Certificate Span in Practice
My experience with my personal Python 3-based client is entirely with Certificate Authority (CA) Let's Encrypt (LE) 2020–present (May 2025) and Buypass 2020–circa February 2025. I have only observed that the single Domain Validation (DV) certificate in PEM format is provided, after all the authorizations have been completed for the domains in question as is usual. However, threads of this forum composed just prior to 2020 indicate that LE supplied a certificate chain of some sort. The forum thread “ACME Account Registration in Python”, ACME Account Registration in Python , 20 March 2025 eventually digresses to the issue of certificate chain span. The author of the initial thread post wrote in a later post that his CA, Sectigo/InCommon, ‘included the whole chain in the response’.
Chain Validation
How important to security is certificate chain validation? Do alternative chains fork from a single certificate (in X.509), and should software code be able to detect the alternatives in a single certificate? If so, what are the ways to do it, and how do they compare? Does certbot validate the chain?

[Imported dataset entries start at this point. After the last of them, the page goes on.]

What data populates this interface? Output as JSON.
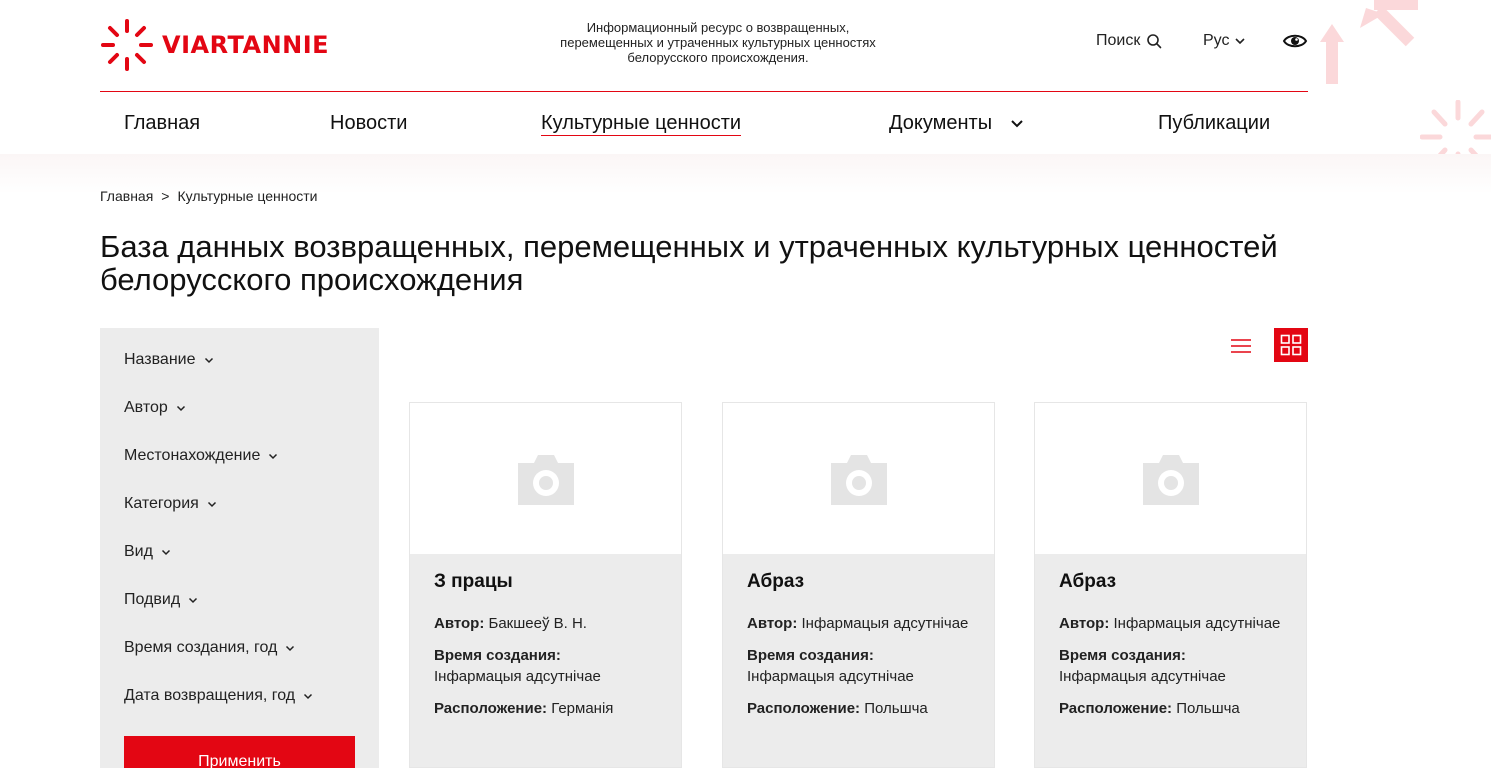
{
  "header": {
    "logo_text": "VIARTANNIE",
    "tagline": "Информационный ресурс о возвращенных, перемещенных и утраченных культурных ценностях белорусского происхождения.",
    "search_label": "Поиск",
    "language": "Рус"
  },
  "nav": {
    "items": [
      {
        "label": "Главная"
      },
      {
        "label": "Новости"
      },
      {
        "label": "Культурные ценности"
      },
      {
        "label": "Документы"
      },
      {
        "label": "Публикации"
      }
    ],
    "active": "Культурные ценности"
  },
  "breadcrumb": {
    "home": "Главная",
    "separator": ">",
    "current": "Культурные ценности"
  },
  "page": {
    "title": "База данных возвращенных, перемещенных и утраченных культурных ценностей белорусского происхождения"
  },
  "filters": {
    "items": [
      {
        "label": "Название"
      },
      {
        "label": "Автор"
      },
      {
        "label": "Местонахождение"
      },
      {
        "label": "Категория"
      },
      {
        "label": "Вид"
      },
      {
        "label": "Подвид"
      },
      {
        "label": "Время создания, год"
      },
      {
        "label": "Дата возвращения, год"
      }
    ],
    "apply_label": "Применить"
  },
  "view": {
    "selected": "grid"
  },
  "cards": [
    {
      "title": "З працы",
      "author_label": "Автор:",
      "author": "Бакшееў В. Н.",
      "created_label": "Время создания:",
      "created": "Інфармацыя адсутнічае",
      "location_label": "Расположение:",
      "location": "Германія"
    },
    {
      "title": "Абраз",
      "author_label": "Автор:",
      "author": "Інфармацыя адсутнічае",
      "created_label": "Время создания:",
      "created": "Інфармацыя адсутнічае",
      "location_label": "Расположение:",
      "location": "Польшча"
    },
    {
      "title": "Абраз",
      "author_label": "Автор:",
      "author": "Інфармацыя адсутнічае",
      "created_label": "Время создания:",
      "created": "Інфармацыя адсутнічае",
      "location_label": "Расположение:",
      "location": "Польшча"
    }
  ],
  "colors": {
    "accent": "#e30613",
    "panel": "#ececec",
    "text": "#111111"
  },
  "icons": [
    "logo-icon",
    "search-icon",
    "chevron-down-icon",
    "eye-icon",
    "list-view-icon",
    "grid-view-icon",
    "camera-placeholder-icon"
  ]
}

Certificate Processing Alternatives
For some reason, the online record shows that some people or some uses cases find the use of child processes (or subprocesses) with Python to invoke OpenSSL to be unacceptable. Why is that? I can guess industrial speed for high volume processing, but that's only a guess. I don't know if I should be worried about it. I currently use OpenSSL via subprocesses.
Specifically, I compare the output of ‘openssl pkey -text’ to a large regular expression to determine key type and public key values. With certificate chaining using the same brittle (and light, simple) technique I would compare the output of ‘openssl x509 -text’. Can there be two URIs to the next certificate. It seem to me that checking the signature or key information of chained certificates would be a good idea. I am ignorant of these specifics. I am comfortable using OpenSSL manually to generate keys and certificate signing requests and to inspect keys, certificate signing requests, and certificates. As you may know, OpenSSL will only inspect the first (should be of the end-entity) key or certificate of a chain file in PEM encoding format. I know to cut and paste to expose the non-first entities of a chain file to inspection with OpenSSL -text.

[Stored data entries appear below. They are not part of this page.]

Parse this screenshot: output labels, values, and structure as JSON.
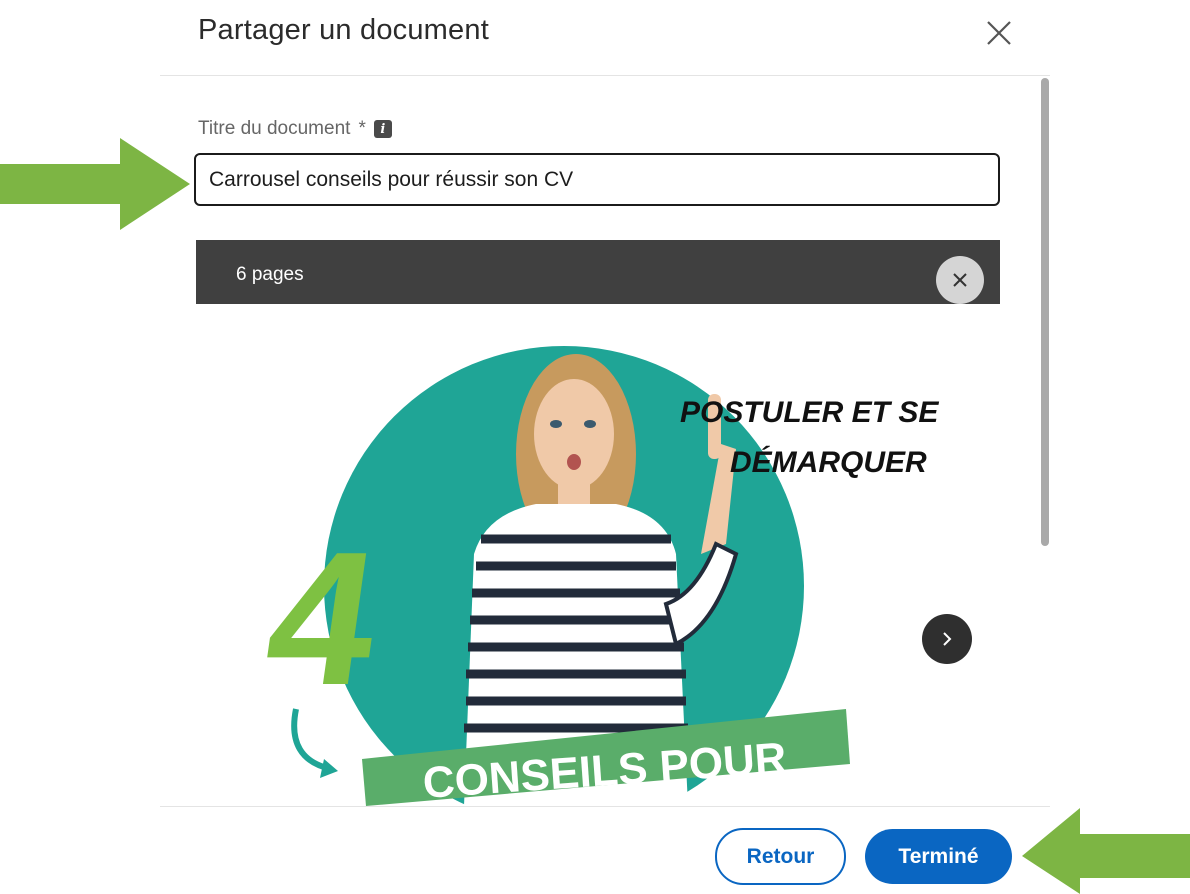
{
  "dialog": {
    "title": "Partager un document"
  },
  "form": {
    "title_label": "Titre du document",
    "required_mark": "*",
    "title_value": "Carrousel conseils pour réussir son CV"
  },
  "preview": {
    "page_count": "6 pages",
    "slide": {
      "headline_line1": "POSTULER ET SE",
      "headline_line2": "DÉMARQUER",
      "big_number": "4",
      "banner_text": "CONSEILS POUR"
    }
  },
  "footer": {
    "back_label": "Retour",
    "done_label": "Terminé"
  },
  "colors": {
    "accent": "#0a66c2",
    "annotation_arrow": "#7db544",
    "slide_teal": "#1fa596",
    "slide_green": "#7ec142",
    "banner_green": "#5aad6a"
  }
}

I am aware that ‘certbot’ has recently transitioned from 'pyOpenSSL' to 'pyca/cryptography'. My current workload just to get my client code into working condition is daunting without another little mountain to climb. I am not sure how necessary the chain bundling feature is, but the PyPI package 'pyca/cryptography' looks like it should facilitate it easily enough. I can't be sure I can navigate the ‘dinosaurs with lasers’ without a commitment of weeks. I don't see how the library package is useful without plunging into the ‘hazardous material’.